Eclipse-based IDE for C/C++ development with board support packages
The sample code compiled without problems and generated a .mem file. I went back to propel builder and set this .mem file as hex contents for the system memory, pressed Generate. Then I changed back to Diamond, synthetized the project, flashed and it was working right away. The chase light effect showed on the LEDs and the welcome message also appeared on the serial console. Great! There is OpenOCD based debugging capability as well, however I have not tested this.
UART welcome message received from the FPGA, sent by the soft RISC-V processor
The board, all the free tools provided a very good impression, I’ll consider using the products from Lattice and consider these small FPGAs for my projects and I’ll also recommend them to others. As mentioned before, the schematics of the breakout board in the datasheet is so low quality, unreadable, installing an OrCAD viewer, opening and printing the schematics fixed the issue. I haven’t designed BGA boards so far, so for low budget designs I can only consider the MachXO2 family instead of the XO3LF devices. As the number of LUTs is not very large, using embedded processors would result in little free resources for custom logic, but especially little RAM. But still, the possibility is great, to have a C/C++ compiler toolchain available for a simple embedded processor. Nice to have options, such as the Mico processors and RISC-V as well built in. Having RISC-V out of the box seems very up to date and forward looking. Propel IDE was a very positive surprise, I didn’t expect such a tool available for a low end device.
During the time I got to know (started to get to know the device), I encountered problems I first assumed it was the software’s or the device’s fault, but as usual, these problems turned out to be user errors and sometimes not reading the manuals carefully enough (UART RX, TX resistors were not populated between the FPGA and the FTDI chip). Sometimes though Diamond or Propel IDE went crazy, seemed like I couldn’t get spreadsheet working well or Propel configuration could not update. During this time I didn’t do any specific application development, I was only getting used to the tools. I also didn’t get to the point of custom Propel IP creation, which would be interesting to test.

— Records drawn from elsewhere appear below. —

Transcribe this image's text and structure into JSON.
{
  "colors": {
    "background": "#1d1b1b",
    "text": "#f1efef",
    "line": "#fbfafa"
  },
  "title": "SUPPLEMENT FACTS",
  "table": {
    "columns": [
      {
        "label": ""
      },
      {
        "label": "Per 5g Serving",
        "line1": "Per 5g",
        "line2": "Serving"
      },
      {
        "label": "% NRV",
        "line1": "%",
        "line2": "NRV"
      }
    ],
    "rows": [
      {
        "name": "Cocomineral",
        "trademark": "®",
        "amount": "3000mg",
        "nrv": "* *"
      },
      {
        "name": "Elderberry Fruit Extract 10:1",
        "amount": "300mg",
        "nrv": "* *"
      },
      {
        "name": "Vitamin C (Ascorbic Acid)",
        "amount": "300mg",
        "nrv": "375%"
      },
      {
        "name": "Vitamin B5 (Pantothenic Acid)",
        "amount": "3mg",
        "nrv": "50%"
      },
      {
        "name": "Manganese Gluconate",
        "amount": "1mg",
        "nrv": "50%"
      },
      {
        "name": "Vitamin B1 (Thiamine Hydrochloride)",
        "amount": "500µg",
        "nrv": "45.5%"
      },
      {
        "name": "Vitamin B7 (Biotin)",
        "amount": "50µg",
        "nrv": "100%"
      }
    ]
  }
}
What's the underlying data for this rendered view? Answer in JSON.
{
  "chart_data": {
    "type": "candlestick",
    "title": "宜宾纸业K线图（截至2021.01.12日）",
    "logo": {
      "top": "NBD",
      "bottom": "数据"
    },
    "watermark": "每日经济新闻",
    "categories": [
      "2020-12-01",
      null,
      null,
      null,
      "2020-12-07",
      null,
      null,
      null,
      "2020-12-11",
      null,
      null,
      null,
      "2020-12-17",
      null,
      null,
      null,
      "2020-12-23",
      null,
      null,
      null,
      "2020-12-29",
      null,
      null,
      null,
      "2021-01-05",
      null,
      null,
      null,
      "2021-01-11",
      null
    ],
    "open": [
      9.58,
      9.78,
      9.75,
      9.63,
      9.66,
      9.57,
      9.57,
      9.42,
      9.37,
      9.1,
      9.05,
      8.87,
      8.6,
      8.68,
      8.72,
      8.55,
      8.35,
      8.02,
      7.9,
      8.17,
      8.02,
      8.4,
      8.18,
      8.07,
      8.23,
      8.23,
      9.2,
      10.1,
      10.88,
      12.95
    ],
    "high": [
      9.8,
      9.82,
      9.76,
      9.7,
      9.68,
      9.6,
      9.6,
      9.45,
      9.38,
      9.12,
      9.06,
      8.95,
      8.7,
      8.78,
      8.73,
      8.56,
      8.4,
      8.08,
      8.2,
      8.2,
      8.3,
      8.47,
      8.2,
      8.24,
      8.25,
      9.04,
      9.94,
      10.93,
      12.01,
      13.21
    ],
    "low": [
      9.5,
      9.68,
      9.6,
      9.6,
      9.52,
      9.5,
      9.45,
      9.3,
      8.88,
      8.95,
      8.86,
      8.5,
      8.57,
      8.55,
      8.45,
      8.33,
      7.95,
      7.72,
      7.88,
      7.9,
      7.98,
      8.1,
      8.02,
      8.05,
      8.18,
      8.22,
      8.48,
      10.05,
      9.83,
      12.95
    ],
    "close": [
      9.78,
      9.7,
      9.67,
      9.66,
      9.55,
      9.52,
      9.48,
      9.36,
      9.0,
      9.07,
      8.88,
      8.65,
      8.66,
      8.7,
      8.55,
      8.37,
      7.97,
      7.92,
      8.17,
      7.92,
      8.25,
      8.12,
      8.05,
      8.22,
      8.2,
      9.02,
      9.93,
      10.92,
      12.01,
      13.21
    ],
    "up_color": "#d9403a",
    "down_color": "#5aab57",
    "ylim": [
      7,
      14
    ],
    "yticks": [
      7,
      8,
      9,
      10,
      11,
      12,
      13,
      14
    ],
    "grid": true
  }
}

I wish there were FPGAs with less IOs (in TQFP packaging), but with more memory and larger number of LUTs or slices to accommodate a somewhat powerful processor and more internal memory (I know there are way more powerful FPGAs, even with real embedded Cortex microprocessors). As there is so little memory embedded, external memory must be interfaced in most applications. External memories require lots of IO, DRAM controllers require control logic. Why not integrate some DRAM into the chip? Just wishing… I haven't dealt with more advanced FPGAs, it would be interesting to get to know them as well.